Thursday, May 6, 2010

Victim or Terrorist? That's the question.

In light of the recent foiled terrorist attempt in New York City, something dawned on me.

  1. The people who have become outspoken about the direction the government is going, i.e., the Tea Party Movement are still being characterized as "racists," "terrorists," or "right-wing nuts."
  2. Those who have become outspoken about the new Arizona immigration law, who love their nation and are for immigration...just not illegal immigration. Again are seen as "racists," "terrorists," "violent," and a host of other nasty names. But from what I have seen, the violence from the protesting has come more from the liberals or the counter-protesters. Yet it is the peaceful, protesters who want the Federal Government to uphold the laws that are already on the book are seen as the bad guy.
  3. Now for recent string of attacks: Fort Hood Shooter (Major Nidal Hasan), Christmas Day Bomber (aka "Fruit of the Loom" Bomber), and Faisal Shahzad (foiled NYC bomber). What drives me crazy is that the media is making these men out as "victims." Case in point, the media has focused on his house being in foreclosure and the conditions of the condo he has been living in. Yet totally ignoring the fact, that Shahzad went to Pakistan to a bomb making training camp and came back to cause physical harm to the nation that welcomed him its doors as a naturalized citizen. For Major Hasan, the focus has been on his alleged mental state. Again not focusing on the reasoning of him contacting the radical Yemeni cleric.
Confusion yet baffles me. I am confused by how the media can ignore the blatant obvious truth that lays in front of its camera lens. I am confused by how hardworking Americans, who love this nation and its freedoms, are seen as the bad guy.

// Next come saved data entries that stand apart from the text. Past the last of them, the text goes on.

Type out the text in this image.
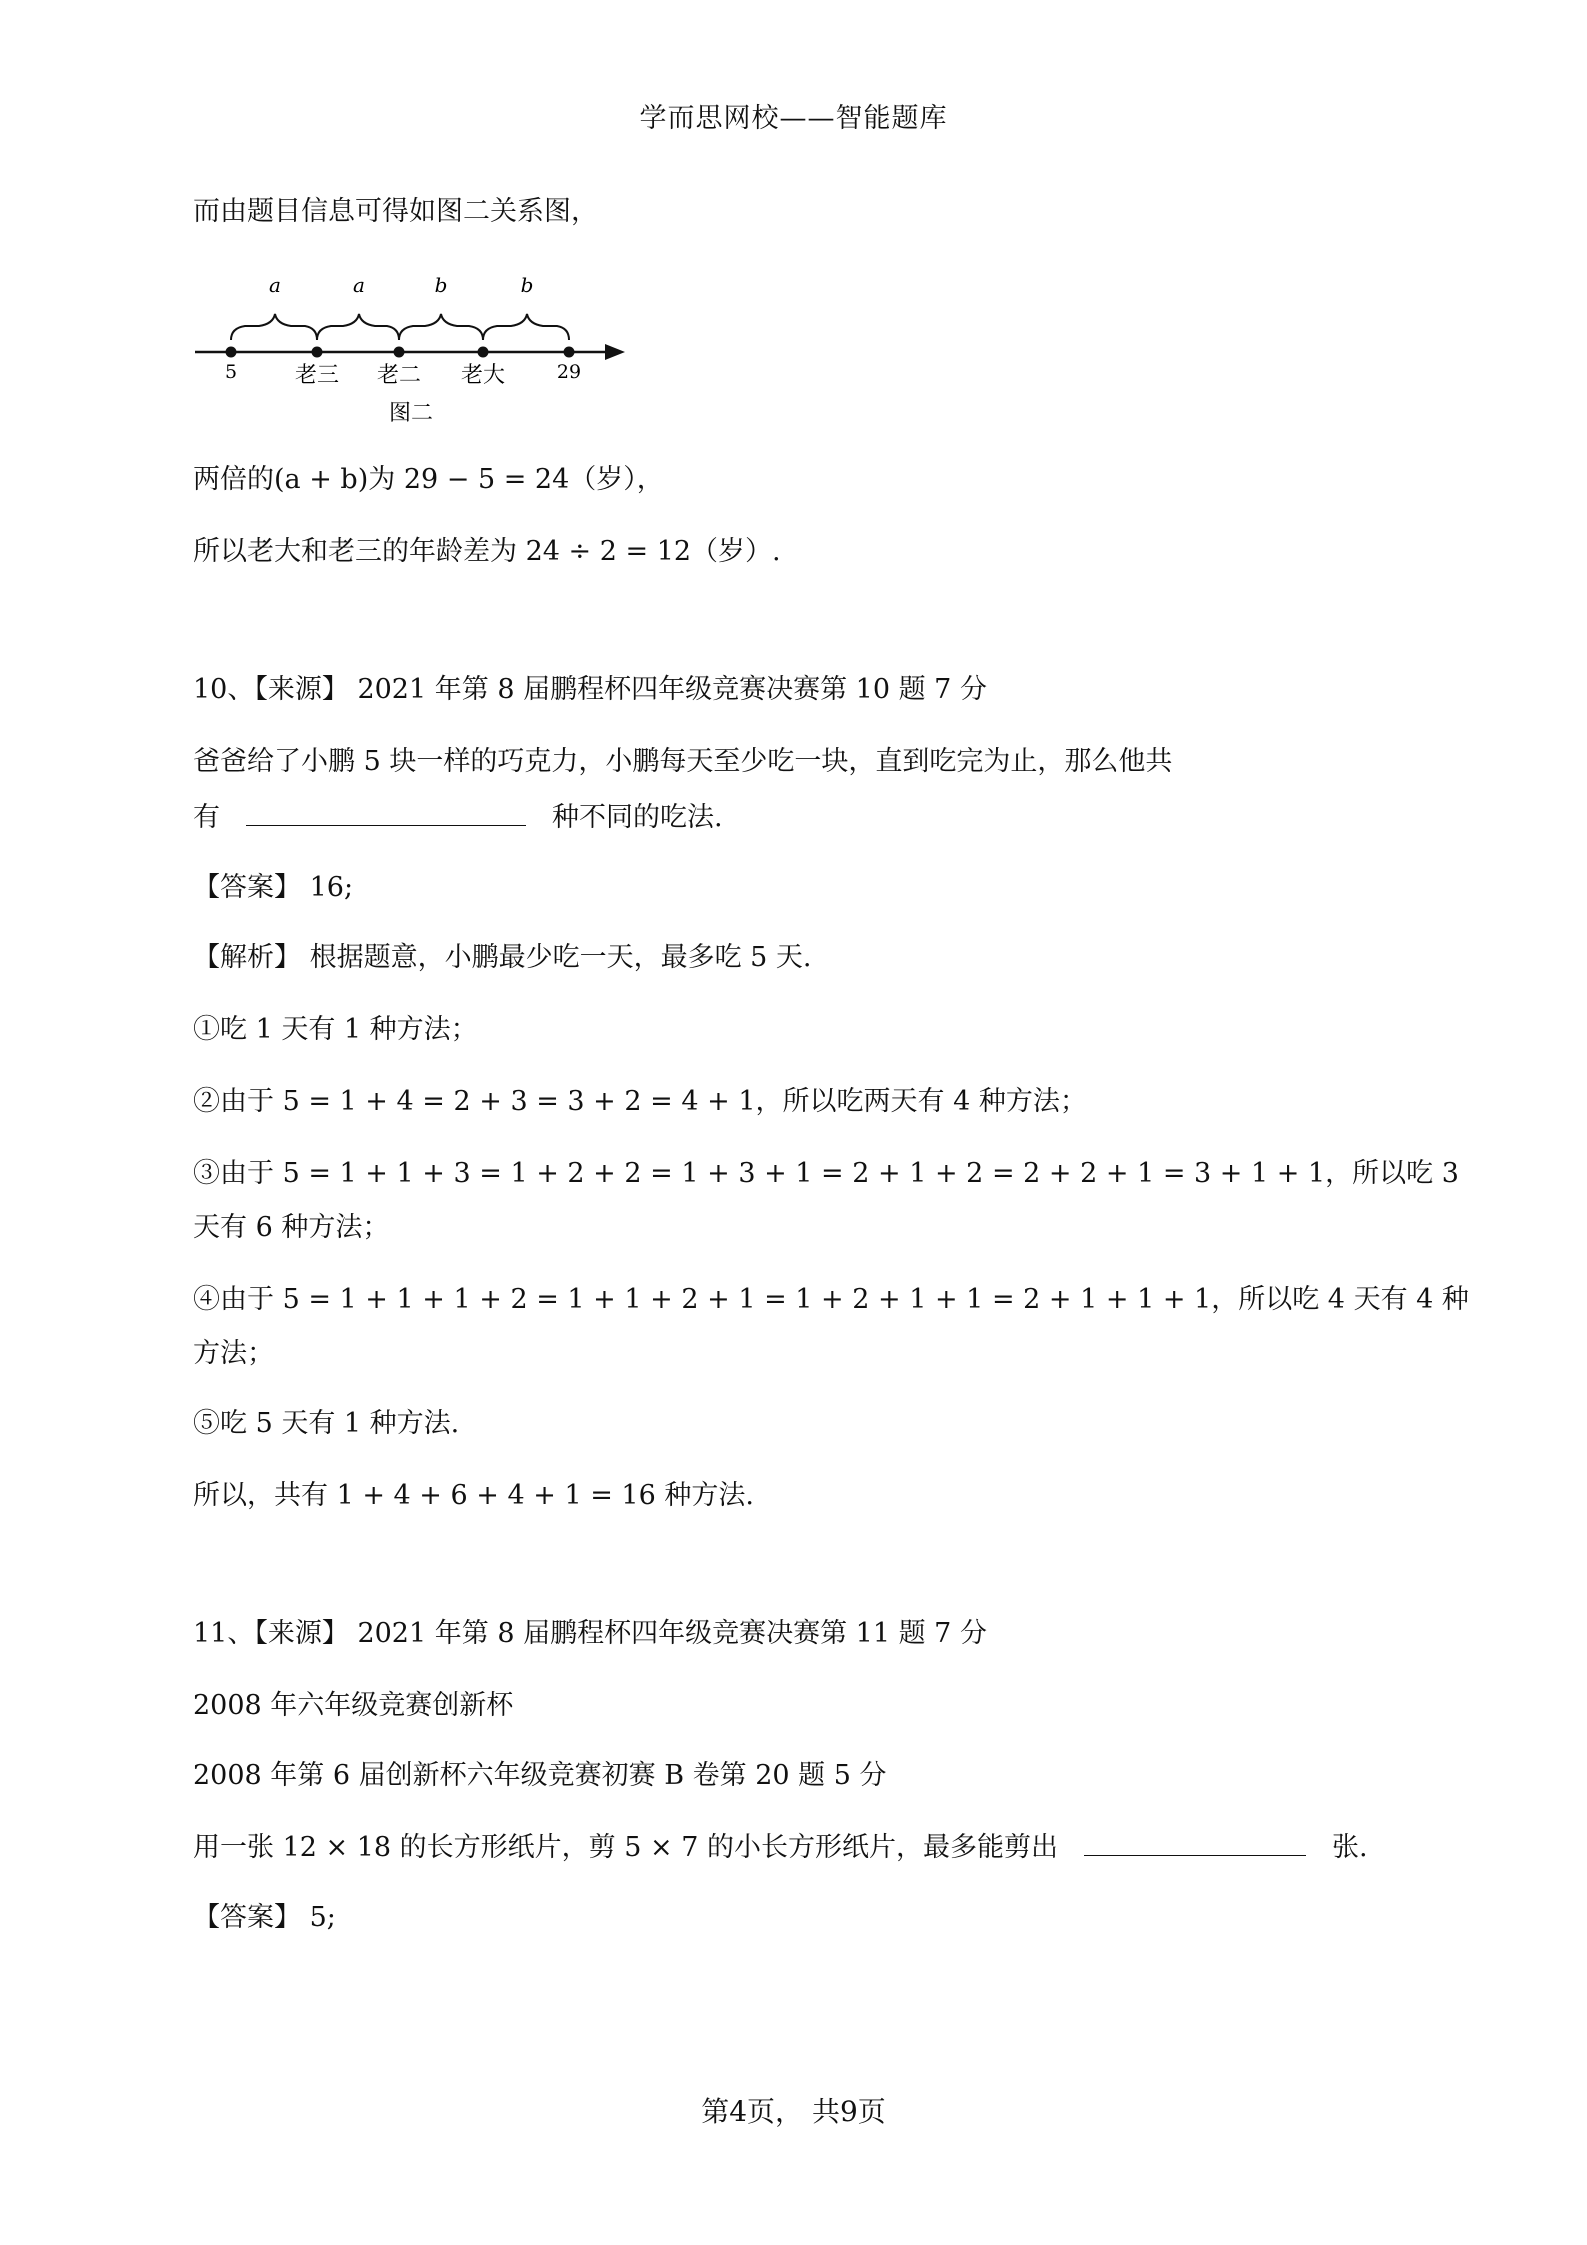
学而思网校——智能题库
而由题目信息可得如图二关系图，
a	a	b	b
5	老三 老二 老大	29
图二
两倍的(a + b)为 29 − 5 = 24（岁），
所以老大和老三的年龄差为 24 ÷ 2 = 12（岁）.
10、【来源】 2021 年第 8 届鹏程杯四年级竞赛决赛第 10 题 7 分
爸爸给了小鹏 5 块一样的巧克力，小鹏每天至少吃一块，直到吃完为止，那么他共
有	种不同的吃法.
【答案】 16;
【解析】 根据题意，小鹏最少吃一天，最多吃 5 天.
①吃 1 天有 1 种方法；
②由于 5 = 1 + 4 = 2 + 3 = 3 + 2 = 4 + 1，所以吃两天有 4 种方法；
③由于 5 = 1 + 1 + 3 = 1 + 2 + 2 = 1 + 3 + 1 = 2 + 1 + 2 = 2 + 2 + 1 = 3 + 1 + 1，所以吃 3
天有 6 种方法；
④由于 5 = 1 + 1 + 1 + 2 = 1 + 1 + 2 + 1 = 1 + 2 + 1 + 1 = 2 + 1 + 1 + 1，所以吃 4 天有 4 种
方法；
⑤吃 5 天有 1 种方法.
所以，共有 1 + 4 + 6 + 4 + 1 = 16 种方法.
11、【来源】 2021 年第 8 届鹏程杯四年级竞赛决赛第 11 题 7 分
2008 年六年级竞赛创新杯
2008 年第 6 届创新杯六年级竞赛初赛 B 卷第 20 题 5 分
用一张 12 × 18 的长方形纸片，剪 5 × 7 的小长方形纸片，最多能剪出	张.
【答案】 5;
第4页， 共9页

Where has the America I love gone? I now have gained a better appreciation of the words in which Thomas Paine wrote in The Crisis,

"THESE are the times that try men's souls. The summer soldier and the sunshine patriot will, in this crisis, shrink from the service of their country; but he that stands by it now, deserves the love and thanks of man and woman. Tyranny, like hell, is not easily conquered; yet we have this consolation with us, that the harder the conflict, the more glorious the triumph. What we obtain too cheap, we esteem too lightly: it is dearness only that gives every thing its value. Heaven knows how to put a proper price upon its goods; and it would be strange indeed if so celestial an article as FREEDOM should not be highly rated."